4. Il résulte de ce qui précède, sans besoin de se prononcer sur les autres moyens de la requête, que Mme A est fondée à demander l'annulation de la décision implicite du préfet du Rhône rejetant sa demande de titre de séjour.

Sur l'injonction :

5. Eu égard à ses motifs, le présent jugement implique seulement qu'il soit procédé au réexamen de la demande de titre de séjour de Mme A. Il y a lieu d'adresser une injonction en ce sens à la préfète du Rhône et de lui impartir un délai de deux mois pour s'y conformer.

Sur les frais liés au litige :

6. Il y a lieu, dans les circonstances de l'espèce, de mettre à la charge de l'Etat, partie perdante, la somme de 500 euros à verser à Mme A au titre de l'article L. 761-1 du code de justice administrative.

D E C I D E :

Article 1er : La décision implicite du préfet du Rhône portant rejet de la demande de titre de séjour de Mme A est annulée.

Article 2 : Il est enjoint à la préfète du Rhône de procéder au réexamen de la demande de titre de séjour de Mme A dans un délai de deux mois à compter de la notification du présent jugement.

Article 3 : L'Etat versera à Mme A une somme de 500 euros au titre de l'article L. 761-1 du code de justice administrative.

Article 4 : Le présent jugement sera notifié à Mme B A et à la préfète du Rhône.

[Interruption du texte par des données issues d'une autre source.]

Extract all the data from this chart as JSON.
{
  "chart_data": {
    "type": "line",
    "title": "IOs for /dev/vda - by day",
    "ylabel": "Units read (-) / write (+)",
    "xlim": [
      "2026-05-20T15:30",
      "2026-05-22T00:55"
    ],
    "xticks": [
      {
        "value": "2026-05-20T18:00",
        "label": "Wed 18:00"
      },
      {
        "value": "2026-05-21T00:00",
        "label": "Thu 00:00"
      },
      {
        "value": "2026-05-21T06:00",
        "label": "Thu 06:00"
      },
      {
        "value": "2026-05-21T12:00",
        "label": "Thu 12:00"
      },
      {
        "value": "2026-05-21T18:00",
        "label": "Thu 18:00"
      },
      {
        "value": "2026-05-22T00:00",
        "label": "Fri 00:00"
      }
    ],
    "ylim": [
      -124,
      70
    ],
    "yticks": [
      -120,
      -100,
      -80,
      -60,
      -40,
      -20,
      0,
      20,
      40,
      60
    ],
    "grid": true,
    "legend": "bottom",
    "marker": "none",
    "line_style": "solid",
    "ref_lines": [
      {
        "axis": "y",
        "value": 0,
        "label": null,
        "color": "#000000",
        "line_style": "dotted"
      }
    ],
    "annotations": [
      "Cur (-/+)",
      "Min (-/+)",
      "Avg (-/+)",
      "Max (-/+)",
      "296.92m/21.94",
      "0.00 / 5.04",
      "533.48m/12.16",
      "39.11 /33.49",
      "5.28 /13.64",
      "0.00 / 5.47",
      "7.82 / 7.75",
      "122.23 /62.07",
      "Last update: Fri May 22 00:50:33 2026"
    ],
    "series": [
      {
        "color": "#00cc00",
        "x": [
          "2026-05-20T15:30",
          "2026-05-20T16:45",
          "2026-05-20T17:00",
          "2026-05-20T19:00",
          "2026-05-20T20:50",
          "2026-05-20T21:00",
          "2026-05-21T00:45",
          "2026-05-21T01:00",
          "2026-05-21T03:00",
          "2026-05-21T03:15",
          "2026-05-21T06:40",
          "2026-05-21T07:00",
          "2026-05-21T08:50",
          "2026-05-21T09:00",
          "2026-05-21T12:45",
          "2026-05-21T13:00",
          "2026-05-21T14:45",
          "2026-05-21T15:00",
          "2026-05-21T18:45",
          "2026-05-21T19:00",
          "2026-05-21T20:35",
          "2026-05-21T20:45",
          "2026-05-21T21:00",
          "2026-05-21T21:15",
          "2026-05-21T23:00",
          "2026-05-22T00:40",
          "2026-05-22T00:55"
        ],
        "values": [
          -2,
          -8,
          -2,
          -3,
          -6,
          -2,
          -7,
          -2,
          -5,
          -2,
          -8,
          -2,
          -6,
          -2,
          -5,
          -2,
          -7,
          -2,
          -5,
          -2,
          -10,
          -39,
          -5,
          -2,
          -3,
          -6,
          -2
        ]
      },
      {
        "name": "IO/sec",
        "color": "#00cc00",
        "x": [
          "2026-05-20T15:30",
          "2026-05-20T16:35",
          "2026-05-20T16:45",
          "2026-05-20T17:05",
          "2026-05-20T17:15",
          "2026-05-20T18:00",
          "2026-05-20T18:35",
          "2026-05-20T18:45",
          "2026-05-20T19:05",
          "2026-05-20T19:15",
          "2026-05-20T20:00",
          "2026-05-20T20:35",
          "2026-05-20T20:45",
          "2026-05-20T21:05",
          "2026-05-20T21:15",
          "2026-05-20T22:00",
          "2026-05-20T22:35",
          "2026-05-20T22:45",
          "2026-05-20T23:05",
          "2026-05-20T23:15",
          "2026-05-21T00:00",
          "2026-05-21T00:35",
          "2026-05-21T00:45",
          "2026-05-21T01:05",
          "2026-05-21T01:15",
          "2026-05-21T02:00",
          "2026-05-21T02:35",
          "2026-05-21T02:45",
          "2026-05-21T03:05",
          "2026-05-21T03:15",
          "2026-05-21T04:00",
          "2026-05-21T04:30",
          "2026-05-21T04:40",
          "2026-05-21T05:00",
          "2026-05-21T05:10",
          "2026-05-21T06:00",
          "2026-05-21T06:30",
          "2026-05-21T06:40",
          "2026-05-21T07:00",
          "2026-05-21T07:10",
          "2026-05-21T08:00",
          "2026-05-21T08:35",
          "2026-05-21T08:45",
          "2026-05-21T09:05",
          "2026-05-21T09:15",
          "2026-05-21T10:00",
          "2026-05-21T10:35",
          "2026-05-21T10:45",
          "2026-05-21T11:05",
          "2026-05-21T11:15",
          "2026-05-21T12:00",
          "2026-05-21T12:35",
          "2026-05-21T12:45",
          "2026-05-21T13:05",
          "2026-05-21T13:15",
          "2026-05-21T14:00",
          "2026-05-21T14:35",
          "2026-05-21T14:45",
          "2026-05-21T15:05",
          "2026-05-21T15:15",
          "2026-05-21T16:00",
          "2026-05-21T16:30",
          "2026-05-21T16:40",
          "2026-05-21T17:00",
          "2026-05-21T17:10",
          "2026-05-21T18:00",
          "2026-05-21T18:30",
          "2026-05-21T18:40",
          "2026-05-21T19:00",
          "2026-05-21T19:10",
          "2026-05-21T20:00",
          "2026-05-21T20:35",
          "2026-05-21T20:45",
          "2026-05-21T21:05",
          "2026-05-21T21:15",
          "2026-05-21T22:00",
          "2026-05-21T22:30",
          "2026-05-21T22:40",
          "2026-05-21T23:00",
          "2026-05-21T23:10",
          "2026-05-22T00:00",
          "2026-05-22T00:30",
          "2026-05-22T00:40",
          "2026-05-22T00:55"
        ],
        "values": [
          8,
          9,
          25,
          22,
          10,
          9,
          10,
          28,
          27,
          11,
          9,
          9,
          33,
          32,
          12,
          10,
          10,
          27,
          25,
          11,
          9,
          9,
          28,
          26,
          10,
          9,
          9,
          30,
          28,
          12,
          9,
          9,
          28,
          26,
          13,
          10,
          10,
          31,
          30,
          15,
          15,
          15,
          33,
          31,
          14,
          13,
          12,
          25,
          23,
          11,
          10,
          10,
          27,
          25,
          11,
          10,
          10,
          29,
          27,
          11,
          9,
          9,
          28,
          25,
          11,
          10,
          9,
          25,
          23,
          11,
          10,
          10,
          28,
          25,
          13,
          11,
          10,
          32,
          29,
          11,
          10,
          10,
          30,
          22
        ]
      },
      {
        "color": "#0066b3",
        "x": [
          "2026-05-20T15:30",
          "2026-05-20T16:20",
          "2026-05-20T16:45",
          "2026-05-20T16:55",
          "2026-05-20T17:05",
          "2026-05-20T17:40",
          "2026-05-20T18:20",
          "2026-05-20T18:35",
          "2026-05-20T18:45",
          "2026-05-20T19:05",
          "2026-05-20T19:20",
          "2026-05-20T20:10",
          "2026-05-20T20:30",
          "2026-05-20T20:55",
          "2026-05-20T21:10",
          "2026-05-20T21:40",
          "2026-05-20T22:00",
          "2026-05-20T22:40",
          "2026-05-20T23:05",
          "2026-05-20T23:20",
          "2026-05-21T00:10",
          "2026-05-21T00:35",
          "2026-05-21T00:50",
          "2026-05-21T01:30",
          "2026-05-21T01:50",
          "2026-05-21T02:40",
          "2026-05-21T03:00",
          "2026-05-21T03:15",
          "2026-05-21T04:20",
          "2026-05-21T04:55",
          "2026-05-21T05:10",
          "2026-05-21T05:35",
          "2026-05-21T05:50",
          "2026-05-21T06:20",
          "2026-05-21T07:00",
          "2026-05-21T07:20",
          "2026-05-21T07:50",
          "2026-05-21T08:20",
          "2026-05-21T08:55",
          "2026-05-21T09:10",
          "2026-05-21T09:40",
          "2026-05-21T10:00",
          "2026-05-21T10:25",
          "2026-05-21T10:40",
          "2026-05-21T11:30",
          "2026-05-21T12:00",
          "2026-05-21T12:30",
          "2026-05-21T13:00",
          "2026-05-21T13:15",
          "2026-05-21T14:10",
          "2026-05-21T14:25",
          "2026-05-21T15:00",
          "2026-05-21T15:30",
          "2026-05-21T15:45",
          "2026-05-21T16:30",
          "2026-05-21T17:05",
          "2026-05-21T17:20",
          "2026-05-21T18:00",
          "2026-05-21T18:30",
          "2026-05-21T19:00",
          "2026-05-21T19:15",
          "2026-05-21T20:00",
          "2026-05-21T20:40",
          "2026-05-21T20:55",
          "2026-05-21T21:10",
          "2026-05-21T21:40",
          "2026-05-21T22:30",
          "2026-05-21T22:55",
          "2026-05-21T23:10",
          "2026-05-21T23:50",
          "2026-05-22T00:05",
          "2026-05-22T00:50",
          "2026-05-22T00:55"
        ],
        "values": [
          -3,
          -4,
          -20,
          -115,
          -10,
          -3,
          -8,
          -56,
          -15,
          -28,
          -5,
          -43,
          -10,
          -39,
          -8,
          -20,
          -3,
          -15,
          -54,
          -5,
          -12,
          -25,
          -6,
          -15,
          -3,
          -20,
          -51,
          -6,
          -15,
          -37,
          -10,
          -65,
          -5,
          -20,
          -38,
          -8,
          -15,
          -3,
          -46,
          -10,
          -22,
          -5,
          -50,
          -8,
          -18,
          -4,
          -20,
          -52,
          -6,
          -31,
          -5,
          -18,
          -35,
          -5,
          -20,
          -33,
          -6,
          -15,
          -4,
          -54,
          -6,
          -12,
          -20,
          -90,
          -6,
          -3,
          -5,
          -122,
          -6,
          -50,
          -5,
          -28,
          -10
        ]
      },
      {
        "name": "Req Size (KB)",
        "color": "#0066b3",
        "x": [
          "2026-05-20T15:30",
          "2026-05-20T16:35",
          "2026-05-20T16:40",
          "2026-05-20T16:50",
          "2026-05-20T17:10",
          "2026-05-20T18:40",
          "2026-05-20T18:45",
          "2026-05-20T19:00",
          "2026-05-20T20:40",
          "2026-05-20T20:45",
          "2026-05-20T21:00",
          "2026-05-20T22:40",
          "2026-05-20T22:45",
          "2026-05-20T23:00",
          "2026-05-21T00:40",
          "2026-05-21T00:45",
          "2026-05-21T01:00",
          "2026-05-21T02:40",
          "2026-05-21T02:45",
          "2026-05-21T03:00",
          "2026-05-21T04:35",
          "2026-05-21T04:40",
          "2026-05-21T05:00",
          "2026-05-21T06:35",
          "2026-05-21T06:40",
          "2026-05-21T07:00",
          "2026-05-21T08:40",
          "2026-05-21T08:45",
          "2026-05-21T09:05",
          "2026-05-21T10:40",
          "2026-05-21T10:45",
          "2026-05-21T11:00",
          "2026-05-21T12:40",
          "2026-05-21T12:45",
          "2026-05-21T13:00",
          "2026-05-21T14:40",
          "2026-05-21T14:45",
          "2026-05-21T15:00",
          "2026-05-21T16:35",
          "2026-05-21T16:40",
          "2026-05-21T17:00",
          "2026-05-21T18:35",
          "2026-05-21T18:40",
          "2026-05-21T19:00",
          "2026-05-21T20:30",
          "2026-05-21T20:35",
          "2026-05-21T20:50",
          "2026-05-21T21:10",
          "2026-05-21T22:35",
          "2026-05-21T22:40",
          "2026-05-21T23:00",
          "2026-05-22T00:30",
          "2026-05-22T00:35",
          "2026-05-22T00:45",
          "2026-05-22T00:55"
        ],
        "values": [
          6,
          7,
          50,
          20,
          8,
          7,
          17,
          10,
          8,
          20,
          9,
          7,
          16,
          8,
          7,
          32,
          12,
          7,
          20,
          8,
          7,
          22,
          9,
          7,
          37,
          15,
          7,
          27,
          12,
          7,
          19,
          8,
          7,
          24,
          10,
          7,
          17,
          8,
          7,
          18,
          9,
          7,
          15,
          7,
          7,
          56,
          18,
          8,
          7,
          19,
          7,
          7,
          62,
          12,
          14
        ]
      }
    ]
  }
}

Délibéré après l'audience du 10 mars 2023, à laquelle siégeaient :

M. Besse, président,

M. Gros, premier conseiller,

Mme de Lacoste Lareymondie, première conseillère.

Rendu public par mise à disposition au greffe le 31 mars 2023.

Le rapporteur,

B. Gros

Le président,

T. Besse

La greffière,

S. Lecas

La République mande et ordonne à la préfète du Rhône en ce qui la concerne ou à tous commissaires de justice à ce requis en ce qui concerne les voies de droit commun contre les parties privées, de pourvoir à l'exécution de la présente décision.